A invenção da democracia há mais de dois milênios e a igualdade proposta por ela deve ser
exercida com liberdade. Durou pouco tempo na antiguidade e o resgate só se deu a partir do
século XVI e desde então vem se desenvolvendo até chegar à nossa era. E em nossos dias nos
deparamos com a democracia sendo ameaçada. No livro são levantadas duas hipóteses do que
seriam as causas.

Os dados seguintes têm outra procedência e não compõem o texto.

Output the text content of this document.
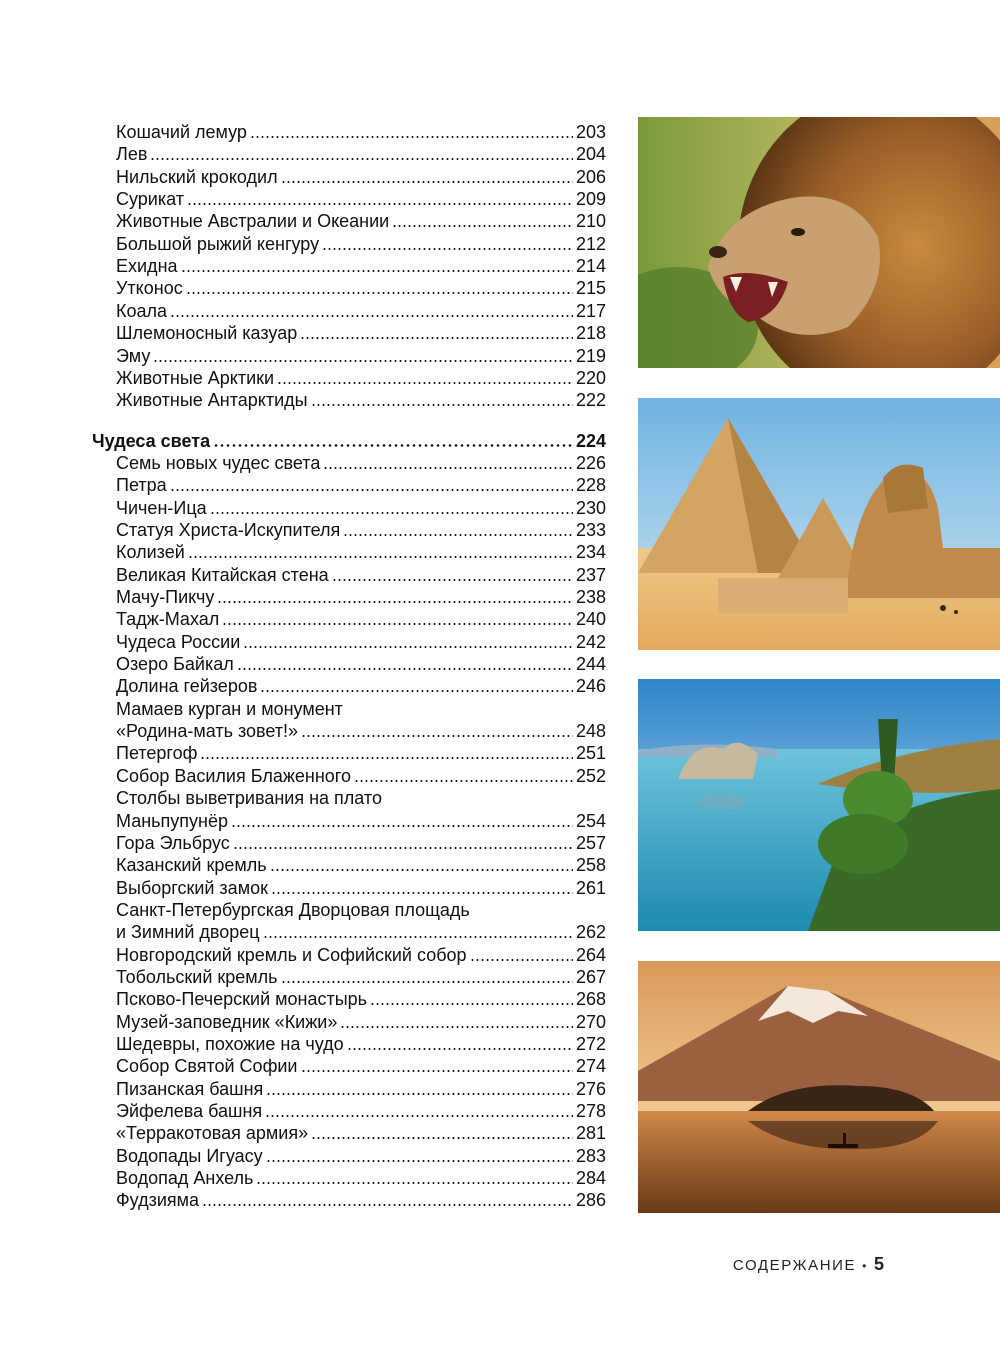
Кошачий лемур	203
Лев	204
Нильский крокодил	206
Сурикат	209
Животные Австралии и Океании	210
Большой рыжий кенгуру	212
Ехидна	214
Утконос	215
Коала	217
Шлемоносный казуар	218
Эму	219
Животные Арктики	220
Животные Антарктиды	222
Чудеса света	224
Семь новых чудес света	226
Петра	228
Чичен-Ица	230
Статуя Христа-Искупителя	233
Колизей	234
Великая Китайская стена	237
Мачу-Пикчу	238
Тадж-Махал	240
Чудеса России	242
Озеро Байкал	244
Долина гейзеров	246
Мамаев курган и монумент
«Родина-мать зовет!»	248
Петергоф	251
Собор Василия Блаженного	252
Столбы выветривания на плато
Маньпупунёр	254
Гора Эльбрус	257
Казанский кремль	258
Выборгский замок	261
Санкт-Петербургская Дворцовая площадь
и Зимний дворец	262
Новгородский кремль и Софийский собор	264
Тобольский кремль	267
Псково-Печерский монастырь	268
Музей-заповедник «Кижи»	270
Шедевры, похожие на чудо	272
Собор Святой Софии	274
Пизанская башня	276
Эйфелева башня	278
«Терракотовая армия»	281
Водопады Игуасу	283
Водопад Анхель	284
Фудзияма	286
СОДЕРЖАНИЕ • 5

Uma delas é o neoliberalismo, que vem se fortalecendo e se expandindo há
uns 40 anos, deixando de fora da esfera política elementos da soberania popular que poderiam
impedir a continuidade desse processo de deterioração da democracia.

A outra causa é a ascensão de uma extrema direita anti-democrática que vem se mostrando
desde os anos 2000. O esvaziamento da democracia é sentido pelas pessoas e a ascensão da
extrema direita como fenômeno hoje necessita ser compreendido. A integração da classe
trabalhadora e do estado de bem estar social vem sendo destruídos com a precarização das
relações de trabalho e o fim de uma consciência de classe e isto contribui para este processo
degenerativo. Nas palavras de André Singer, “...os gregos inventaram com a política e a
democracia, a esperança de um espaço sem dominação. Depois do hiato medieval essa
esperança foi reinventada pelas revoluções democráticas e hoje, em que espectros regressivos
voltam a ameaçar essa esperança, entendemos que é preciso agir e pensar para resgatar a
liberdade, a igualdade e a fraternidade que o passado nos legou”.
Referência: André Singer, Cicero Araujo & Leonardo Belinelli. Estado e democracia –
uma introdução ao estudo da política. Rio de Janeiro, Zahar, 2021, 300 págs.